Ising's roots and the transfer-matrix eigenvalues

TL;DR

This paper revisits Ernst Ising's original methods for solving the 1D Ising model, revealing that the roots of certain polynomials, derived combinatorially, are equivalent to the transfer matrix eigenvalues, and discusses extensions to multi-state models.

Contribution

It demonstrates the equivalence between Ising's roots and transfer-matrix eigenvalues and explores the generalization to a three-state model, expanding understanding of Ising's original solutions.

Findings

Ising's roots match transfer matrix eigenvalues

Explicit connection between combinatorial and algebraic methods

Extension to three-state models as a precursor to multi-component systems

Abstract

Today, the Ising model is an archetype describing collective ordering processes. And, as such, it is widely known in physics and far beyond. Less known is the fact that the thesis defended by Ernst Ising 100 years ago (in 1924) contained not only the solution of what we call now the `classical 1D Ising model' but also other problems.
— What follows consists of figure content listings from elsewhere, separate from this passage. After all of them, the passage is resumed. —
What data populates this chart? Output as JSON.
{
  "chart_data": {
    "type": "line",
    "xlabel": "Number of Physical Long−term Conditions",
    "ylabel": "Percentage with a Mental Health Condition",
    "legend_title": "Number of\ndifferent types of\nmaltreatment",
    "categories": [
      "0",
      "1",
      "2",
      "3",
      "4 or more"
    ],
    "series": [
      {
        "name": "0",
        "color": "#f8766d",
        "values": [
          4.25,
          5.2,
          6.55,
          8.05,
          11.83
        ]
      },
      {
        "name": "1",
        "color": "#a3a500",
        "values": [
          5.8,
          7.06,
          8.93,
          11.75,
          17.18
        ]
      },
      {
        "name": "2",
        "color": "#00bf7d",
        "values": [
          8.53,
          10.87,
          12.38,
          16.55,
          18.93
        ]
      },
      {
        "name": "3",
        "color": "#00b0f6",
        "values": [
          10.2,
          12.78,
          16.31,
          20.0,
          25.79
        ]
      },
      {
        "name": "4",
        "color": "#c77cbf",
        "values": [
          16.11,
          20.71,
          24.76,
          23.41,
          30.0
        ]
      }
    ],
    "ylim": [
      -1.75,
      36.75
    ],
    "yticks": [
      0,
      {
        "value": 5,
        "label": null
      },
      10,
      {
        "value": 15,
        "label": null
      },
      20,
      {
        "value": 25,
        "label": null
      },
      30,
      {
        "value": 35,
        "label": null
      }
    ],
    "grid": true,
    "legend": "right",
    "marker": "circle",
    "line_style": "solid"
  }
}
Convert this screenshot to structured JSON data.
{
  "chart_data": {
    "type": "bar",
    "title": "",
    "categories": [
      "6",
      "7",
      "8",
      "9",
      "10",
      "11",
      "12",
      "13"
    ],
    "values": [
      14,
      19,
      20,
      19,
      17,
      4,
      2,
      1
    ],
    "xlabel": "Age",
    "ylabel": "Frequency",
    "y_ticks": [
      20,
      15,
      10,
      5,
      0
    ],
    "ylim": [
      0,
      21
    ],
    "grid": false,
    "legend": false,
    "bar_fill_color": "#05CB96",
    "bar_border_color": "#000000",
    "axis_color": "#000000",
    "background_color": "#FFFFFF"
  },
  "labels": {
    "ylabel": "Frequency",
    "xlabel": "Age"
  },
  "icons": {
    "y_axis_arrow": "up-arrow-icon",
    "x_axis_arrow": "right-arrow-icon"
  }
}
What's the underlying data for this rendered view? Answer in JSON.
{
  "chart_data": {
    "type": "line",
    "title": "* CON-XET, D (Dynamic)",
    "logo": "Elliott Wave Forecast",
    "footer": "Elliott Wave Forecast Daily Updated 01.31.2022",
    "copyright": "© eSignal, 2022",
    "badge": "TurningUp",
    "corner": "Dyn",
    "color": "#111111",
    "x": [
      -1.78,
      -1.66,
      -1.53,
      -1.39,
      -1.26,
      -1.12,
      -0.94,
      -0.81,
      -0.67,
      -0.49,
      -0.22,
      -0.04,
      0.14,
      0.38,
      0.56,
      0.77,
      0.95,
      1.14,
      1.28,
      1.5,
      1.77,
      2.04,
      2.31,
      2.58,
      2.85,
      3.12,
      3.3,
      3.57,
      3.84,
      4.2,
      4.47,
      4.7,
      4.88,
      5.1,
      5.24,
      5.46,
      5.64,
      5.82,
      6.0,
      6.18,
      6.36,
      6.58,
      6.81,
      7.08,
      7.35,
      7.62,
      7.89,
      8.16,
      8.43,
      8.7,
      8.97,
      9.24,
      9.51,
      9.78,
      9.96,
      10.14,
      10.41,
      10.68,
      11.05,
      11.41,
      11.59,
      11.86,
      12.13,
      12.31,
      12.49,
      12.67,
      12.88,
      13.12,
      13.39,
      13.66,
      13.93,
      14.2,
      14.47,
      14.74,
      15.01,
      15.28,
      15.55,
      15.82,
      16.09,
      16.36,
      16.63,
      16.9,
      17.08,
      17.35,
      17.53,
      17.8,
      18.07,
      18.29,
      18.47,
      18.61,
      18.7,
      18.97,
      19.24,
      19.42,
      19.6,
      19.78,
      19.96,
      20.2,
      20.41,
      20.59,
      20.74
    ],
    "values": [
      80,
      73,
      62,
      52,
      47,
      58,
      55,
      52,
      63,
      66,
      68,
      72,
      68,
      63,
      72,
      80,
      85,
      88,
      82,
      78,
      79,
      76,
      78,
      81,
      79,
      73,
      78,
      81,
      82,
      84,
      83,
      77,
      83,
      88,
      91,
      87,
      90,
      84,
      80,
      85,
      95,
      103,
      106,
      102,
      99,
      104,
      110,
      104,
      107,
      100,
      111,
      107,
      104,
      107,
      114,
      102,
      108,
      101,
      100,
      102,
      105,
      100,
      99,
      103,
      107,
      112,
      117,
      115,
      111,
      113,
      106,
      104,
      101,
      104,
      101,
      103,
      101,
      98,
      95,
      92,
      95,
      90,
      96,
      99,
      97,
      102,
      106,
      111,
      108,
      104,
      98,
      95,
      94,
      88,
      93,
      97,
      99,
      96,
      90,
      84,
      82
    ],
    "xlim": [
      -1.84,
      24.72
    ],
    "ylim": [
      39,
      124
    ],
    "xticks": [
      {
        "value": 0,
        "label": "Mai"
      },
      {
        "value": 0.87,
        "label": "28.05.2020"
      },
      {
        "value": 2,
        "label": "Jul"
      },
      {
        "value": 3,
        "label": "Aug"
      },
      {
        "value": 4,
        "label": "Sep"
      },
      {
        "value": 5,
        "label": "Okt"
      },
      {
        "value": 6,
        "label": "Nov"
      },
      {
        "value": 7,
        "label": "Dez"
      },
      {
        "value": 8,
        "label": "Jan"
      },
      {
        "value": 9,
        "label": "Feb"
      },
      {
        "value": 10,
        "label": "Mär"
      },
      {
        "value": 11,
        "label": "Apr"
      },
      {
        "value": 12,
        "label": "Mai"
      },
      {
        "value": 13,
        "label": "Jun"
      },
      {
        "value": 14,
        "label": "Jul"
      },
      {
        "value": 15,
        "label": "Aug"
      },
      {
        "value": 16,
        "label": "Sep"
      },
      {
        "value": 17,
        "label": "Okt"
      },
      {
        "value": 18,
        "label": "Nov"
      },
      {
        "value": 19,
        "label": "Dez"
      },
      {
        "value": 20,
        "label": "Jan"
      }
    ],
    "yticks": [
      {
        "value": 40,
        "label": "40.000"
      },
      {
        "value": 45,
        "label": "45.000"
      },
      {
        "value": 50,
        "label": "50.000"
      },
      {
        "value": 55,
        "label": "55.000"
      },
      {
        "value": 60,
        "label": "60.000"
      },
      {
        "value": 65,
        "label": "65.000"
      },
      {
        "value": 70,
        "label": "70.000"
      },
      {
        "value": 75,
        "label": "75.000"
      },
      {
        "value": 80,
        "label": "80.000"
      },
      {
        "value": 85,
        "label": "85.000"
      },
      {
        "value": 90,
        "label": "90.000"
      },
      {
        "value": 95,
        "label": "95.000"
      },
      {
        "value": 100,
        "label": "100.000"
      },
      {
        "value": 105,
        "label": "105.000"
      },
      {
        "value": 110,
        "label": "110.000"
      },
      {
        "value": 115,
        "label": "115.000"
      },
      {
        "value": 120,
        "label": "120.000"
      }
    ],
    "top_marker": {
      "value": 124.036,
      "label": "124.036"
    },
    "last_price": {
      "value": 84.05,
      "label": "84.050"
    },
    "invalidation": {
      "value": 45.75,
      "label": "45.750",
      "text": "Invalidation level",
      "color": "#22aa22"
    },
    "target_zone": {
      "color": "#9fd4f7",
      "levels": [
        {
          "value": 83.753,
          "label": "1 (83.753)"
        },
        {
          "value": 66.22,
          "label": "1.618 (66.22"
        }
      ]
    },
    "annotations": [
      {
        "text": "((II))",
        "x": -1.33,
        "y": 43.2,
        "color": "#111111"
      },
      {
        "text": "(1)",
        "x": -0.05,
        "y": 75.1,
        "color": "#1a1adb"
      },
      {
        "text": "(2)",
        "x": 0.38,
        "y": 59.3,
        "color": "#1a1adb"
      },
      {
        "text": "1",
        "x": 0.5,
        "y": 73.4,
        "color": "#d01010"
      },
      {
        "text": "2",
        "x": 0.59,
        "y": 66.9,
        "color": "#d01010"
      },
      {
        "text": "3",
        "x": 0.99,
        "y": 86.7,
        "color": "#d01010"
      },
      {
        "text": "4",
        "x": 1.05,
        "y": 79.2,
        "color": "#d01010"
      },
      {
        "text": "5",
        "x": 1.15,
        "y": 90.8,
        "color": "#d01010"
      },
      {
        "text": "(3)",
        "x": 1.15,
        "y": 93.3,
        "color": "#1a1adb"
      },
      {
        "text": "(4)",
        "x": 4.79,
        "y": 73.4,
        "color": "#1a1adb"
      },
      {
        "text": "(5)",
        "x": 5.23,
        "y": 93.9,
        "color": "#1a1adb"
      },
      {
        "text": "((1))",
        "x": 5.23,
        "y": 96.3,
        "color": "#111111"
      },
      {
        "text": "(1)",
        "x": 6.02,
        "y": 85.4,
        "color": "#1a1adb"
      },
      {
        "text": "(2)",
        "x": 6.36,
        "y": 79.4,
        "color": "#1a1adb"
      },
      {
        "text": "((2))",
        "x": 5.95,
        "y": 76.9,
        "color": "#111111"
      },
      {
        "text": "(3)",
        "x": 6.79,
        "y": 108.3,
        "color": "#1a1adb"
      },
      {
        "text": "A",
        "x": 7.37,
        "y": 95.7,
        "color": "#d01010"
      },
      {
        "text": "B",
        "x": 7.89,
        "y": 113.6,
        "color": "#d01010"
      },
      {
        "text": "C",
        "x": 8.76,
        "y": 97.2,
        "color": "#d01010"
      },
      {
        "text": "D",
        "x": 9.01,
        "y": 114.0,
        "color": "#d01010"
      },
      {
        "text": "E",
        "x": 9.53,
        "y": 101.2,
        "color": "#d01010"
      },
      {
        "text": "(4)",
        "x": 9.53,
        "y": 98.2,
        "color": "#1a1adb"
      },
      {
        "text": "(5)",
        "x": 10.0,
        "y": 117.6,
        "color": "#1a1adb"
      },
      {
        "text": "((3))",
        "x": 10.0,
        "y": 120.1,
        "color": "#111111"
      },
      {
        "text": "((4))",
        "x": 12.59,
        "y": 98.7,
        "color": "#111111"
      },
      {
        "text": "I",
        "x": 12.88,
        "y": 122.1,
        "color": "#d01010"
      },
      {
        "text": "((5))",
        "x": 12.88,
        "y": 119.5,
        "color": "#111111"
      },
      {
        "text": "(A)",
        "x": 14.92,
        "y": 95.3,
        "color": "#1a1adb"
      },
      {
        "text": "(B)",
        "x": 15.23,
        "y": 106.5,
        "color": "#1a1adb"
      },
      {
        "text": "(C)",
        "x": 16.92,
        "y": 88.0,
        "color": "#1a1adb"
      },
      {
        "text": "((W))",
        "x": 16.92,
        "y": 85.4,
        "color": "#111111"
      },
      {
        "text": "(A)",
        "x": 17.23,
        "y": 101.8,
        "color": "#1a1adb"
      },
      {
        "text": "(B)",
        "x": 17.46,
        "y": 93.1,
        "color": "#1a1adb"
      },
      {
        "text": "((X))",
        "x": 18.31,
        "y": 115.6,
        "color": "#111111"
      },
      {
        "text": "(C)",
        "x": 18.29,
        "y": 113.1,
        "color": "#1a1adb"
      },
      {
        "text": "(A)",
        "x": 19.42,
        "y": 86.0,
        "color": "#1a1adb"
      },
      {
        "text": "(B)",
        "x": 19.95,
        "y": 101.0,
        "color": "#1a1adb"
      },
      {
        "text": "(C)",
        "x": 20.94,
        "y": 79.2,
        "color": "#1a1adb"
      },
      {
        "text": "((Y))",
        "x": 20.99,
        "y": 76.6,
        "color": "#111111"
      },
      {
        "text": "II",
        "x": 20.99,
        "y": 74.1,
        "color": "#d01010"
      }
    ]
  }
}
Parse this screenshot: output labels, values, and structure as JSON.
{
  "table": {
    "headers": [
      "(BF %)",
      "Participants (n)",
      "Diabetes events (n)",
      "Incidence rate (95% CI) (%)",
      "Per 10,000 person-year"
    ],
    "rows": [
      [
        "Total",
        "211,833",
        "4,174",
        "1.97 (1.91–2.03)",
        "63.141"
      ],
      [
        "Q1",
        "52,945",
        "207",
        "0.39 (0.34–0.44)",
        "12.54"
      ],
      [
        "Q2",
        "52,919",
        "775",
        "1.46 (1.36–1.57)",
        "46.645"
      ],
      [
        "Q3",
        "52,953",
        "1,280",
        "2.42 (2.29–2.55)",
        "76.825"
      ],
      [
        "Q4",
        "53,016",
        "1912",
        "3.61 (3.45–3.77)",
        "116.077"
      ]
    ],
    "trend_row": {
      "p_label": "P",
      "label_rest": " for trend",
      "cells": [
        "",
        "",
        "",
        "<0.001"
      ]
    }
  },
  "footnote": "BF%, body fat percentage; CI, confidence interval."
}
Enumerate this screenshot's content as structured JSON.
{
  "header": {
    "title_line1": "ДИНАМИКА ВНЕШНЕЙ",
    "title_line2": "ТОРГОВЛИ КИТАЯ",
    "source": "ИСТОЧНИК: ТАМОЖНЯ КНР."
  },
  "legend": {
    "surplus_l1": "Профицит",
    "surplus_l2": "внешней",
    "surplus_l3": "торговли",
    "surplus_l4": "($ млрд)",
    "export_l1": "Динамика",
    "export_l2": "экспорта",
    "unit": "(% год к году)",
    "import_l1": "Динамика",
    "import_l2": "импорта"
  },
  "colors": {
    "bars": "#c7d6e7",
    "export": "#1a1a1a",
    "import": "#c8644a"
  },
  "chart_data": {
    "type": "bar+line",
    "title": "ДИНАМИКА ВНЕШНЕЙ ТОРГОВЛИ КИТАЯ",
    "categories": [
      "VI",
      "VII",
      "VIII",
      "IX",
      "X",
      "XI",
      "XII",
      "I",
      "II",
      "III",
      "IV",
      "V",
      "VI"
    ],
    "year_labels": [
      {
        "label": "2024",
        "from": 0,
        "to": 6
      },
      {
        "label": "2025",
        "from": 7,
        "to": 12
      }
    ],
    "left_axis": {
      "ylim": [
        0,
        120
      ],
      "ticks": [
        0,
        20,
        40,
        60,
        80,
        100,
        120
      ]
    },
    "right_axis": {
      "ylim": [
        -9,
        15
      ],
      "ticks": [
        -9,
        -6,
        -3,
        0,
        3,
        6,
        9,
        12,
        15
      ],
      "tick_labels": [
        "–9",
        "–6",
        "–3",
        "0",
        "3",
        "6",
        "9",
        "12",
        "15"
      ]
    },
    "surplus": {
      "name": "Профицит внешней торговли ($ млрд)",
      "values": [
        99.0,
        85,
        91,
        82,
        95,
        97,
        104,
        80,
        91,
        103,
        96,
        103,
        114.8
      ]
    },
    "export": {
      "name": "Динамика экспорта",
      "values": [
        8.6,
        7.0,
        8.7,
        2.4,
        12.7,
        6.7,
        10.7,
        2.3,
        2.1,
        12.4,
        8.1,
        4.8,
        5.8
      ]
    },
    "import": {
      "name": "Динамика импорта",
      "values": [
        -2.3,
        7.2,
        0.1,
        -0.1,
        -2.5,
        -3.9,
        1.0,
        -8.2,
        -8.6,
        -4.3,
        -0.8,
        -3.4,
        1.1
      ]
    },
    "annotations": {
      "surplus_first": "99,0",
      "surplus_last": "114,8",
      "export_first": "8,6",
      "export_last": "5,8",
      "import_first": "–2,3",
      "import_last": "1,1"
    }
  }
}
Some of these problems, as well as the method of their solution, are the subject of this note. In particular, we discuss the combinatorial method Ernst Ising used to calculate the partition function for a chain of elementary magnets. In the thermodynamic limit, this method leads to the result that the partition function is given by the roots of a certain polynomial. We explicitly show that `Ising's roots' that arise within the combinatorial treatment are also recovered by the eigenvalues of the transfer matrix, a concept that was introduced much later. Moreover, we discuss the generalization of the two-state model to a three-state one presented in Ising's thesis, but not included in his famous paper of 1925 (E. Ising, Z.Physik 31 (1925) 253). The latter model can be considered as a forerunner of the now abundant models with many-component order parameters.